Have you ever tried to take one off a lover? It’s like unwrapping a ball of string the size of Yankee stadium. I felt like I was on candid camera. Like someone should pop out and congratulate me for doing it. I was exhausted. But enough about kimono’s and undressing. On second thought, while we are on the topic, she looked lovely and I couldn’t’ understand why they wrapped her up like a full body zombie, tourniquet.
So Toyota hasn’t made an electric car for the same reason your remote control on your television still is impossible to use. In the old days, Japan was so far ahead of the rest of the world that we consumers would just bite the bullet, admit it’s our fault, and try to get the damn heater back on. But when Apple started offering apps that work with Korean air conditioners and were exceedingly simple and intuitive, we made the switch.
Although I cannot see it myself, thinking back to those awesome engineers at Chiyoda I bet they are right. Maybe fuel cells would be better in a perfect world. But this isn’t that. It’s the real world. Tesla just took orders for more preorder cars that anyone could have predicted. The consumers have spoken. And they want electric.
I know some of you are saying, “electric cars pollute too! oil, coal, nuclear are used to make electricity!” With a wide grin. But guess what? Consumers don’t care. They didn’t buy the Prius to save the environment. The bought for a number of all too human reasons.

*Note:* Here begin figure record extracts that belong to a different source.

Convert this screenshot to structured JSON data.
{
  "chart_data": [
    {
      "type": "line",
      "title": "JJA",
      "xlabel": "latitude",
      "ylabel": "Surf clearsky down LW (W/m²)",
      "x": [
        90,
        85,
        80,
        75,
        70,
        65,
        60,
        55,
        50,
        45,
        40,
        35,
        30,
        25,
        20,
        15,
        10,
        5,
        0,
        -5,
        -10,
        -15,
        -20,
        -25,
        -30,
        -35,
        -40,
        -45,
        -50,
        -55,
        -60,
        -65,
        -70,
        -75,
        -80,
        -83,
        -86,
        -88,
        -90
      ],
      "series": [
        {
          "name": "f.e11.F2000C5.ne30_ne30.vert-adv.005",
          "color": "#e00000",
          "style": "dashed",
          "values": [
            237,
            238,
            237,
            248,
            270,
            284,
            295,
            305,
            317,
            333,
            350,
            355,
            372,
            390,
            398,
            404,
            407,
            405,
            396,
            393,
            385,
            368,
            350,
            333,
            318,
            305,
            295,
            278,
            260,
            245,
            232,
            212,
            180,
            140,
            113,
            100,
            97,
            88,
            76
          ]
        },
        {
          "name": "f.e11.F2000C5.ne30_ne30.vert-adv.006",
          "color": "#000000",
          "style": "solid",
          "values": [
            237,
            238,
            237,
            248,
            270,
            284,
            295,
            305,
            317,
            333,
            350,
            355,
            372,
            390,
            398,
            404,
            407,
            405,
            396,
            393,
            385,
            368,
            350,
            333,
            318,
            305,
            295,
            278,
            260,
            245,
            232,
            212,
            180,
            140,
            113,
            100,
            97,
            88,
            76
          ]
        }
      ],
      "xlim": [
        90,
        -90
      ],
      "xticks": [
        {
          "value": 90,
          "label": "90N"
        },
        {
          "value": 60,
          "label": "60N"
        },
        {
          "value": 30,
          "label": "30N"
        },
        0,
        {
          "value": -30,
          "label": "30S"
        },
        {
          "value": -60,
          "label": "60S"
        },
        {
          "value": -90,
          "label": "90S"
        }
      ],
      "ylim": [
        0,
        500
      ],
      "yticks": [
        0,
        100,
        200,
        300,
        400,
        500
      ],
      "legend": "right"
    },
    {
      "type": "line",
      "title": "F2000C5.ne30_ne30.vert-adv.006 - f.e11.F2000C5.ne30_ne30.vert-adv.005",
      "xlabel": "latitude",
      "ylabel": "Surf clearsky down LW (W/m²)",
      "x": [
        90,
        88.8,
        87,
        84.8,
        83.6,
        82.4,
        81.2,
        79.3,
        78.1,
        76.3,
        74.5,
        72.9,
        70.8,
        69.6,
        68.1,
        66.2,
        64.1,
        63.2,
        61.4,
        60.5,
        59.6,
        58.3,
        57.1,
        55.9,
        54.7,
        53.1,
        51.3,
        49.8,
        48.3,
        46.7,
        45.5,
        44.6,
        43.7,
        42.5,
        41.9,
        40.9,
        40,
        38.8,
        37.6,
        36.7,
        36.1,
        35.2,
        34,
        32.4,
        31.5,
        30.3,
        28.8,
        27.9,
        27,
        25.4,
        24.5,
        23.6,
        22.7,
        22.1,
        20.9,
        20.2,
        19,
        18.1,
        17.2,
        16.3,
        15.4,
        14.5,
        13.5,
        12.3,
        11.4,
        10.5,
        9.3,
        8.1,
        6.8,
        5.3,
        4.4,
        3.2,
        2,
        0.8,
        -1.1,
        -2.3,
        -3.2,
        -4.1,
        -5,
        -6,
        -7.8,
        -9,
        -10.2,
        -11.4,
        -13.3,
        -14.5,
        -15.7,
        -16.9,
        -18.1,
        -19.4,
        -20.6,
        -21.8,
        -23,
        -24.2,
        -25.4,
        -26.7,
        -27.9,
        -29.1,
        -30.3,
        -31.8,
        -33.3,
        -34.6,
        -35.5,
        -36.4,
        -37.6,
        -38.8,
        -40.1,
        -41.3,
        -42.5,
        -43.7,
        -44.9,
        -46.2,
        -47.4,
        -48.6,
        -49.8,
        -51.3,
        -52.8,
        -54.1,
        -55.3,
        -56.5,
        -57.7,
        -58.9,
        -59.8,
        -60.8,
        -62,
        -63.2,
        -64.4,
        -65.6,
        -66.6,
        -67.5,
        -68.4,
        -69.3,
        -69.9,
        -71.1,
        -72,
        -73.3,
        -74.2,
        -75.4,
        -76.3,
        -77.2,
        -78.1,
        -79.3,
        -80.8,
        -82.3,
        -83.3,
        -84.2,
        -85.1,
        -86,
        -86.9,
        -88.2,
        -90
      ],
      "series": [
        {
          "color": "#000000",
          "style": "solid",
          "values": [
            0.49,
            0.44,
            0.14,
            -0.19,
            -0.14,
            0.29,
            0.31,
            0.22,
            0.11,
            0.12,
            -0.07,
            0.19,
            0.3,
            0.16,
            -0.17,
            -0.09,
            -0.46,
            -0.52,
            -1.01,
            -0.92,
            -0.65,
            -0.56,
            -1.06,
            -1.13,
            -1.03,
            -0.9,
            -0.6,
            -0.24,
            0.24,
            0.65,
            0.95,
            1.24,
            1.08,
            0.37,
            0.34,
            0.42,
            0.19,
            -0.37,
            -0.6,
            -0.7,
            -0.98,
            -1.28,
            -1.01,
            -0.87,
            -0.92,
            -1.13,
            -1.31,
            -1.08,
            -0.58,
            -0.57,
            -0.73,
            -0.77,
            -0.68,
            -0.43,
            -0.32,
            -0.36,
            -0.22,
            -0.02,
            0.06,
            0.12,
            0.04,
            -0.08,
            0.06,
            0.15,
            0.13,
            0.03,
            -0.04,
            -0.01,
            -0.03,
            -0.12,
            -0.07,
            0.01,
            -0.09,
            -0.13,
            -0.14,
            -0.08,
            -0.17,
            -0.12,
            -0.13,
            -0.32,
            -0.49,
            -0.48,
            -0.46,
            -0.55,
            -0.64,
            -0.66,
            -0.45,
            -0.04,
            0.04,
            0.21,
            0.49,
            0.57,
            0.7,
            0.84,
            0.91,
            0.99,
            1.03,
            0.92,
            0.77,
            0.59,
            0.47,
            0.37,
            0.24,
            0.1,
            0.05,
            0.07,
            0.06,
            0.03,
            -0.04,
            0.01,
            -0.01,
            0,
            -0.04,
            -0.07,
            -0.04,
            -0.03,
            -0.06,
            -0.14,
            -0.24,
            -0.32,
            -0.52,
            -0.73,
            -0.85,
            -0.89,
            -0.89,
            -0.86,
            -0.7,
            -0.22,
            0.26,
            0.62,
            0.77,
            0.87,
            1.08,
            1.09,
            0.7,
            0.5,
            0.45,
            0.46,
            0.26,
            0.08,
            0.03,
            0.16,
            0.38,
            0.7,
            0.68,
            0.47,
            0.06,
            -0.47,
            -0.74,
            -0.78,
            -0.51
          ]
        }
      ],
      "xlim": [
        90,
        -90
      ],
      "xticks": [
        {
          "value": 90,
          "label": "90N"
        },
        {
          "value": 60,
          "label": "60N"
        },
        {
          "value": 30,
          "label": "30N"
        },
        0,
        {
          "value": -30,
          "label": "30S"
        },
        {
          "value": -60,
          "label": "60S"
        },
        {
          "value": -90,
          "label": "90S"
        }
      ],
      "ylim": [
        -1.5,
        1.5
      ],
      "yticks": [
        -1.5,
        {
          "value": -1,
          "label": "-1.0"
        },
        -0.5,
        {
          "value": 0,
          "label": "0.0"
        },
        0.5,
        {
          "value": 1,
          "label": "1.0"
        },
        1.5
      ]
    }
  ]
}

Consumers originally bought Prius’s to look cool. To have street cred as an eco warrior. Toyota didn’t realize this an accidentally made one model without the “hybrid” badge and guess what? No one wanted them. So they put it back. Consumers are fickle. Even they can’t tell you what they want. (see Steve Jobs entire life) but it’s your job as a business person to find out.
Me too. I’m illogical and emotional when it comes to buying things. I make up all kinds of logical excuses to convince myself but at the core, it’s a gut emotional decision. I’m foaming at the mouth to get a Tesla Model 3. I also will buy the new Macbook.. because I heard it will be the first redesign on 8 years and I want to look cool sitting in Starbucks spilling coffee all over my pants.
Not only do consumers want electric + battery, they think it’s the future. It doesn’t matter what anyone thinks. If consumers think that, it will happen. Damn the torpedos They will buy them.
But it’s worse than that Toyota. Consumers don’t want dangerous exploding canisters in their car. Even if engineers think they are pretty safe. They don’t want trucks driving around their neighborhoods full of hydrogen. Then don’t want highly explosive filling stations next to their home or office.
Think about it this way. They are divorcing their first husband (gasoline) and want a new one that doesn’t have the slightest resemblence to the old one.(electric). So fuel cells, with their explosive, smelly, dangerous fuel is too similar. They don’t want a “new fuel”, they don’t want “clean diesel” they don’t want another fuel that will run out in our future. They don’t want smelly stuff either.
They certainly don’t want poorly guarded, highly explosive hydrogen trucks roaming the countryside which will be the supply chain for hydrogen. They don’t want fossil fuels. (95% of hydrogen is produced using fossil fuel and coal). ATTN investors, auto producers. When people make a change they often go extreme and hydrogen is just too damn much like gasoline.

They want simple. They want new. They want the future and not the past. They want a simple cute plug to go in their car. That’s it.
Stop listening to your engineers and start listening to the exciting future that will be, for better or worse, the future.
Footnote. I sincerely hope Toyota gets the message before they blow through their $20 billion cash.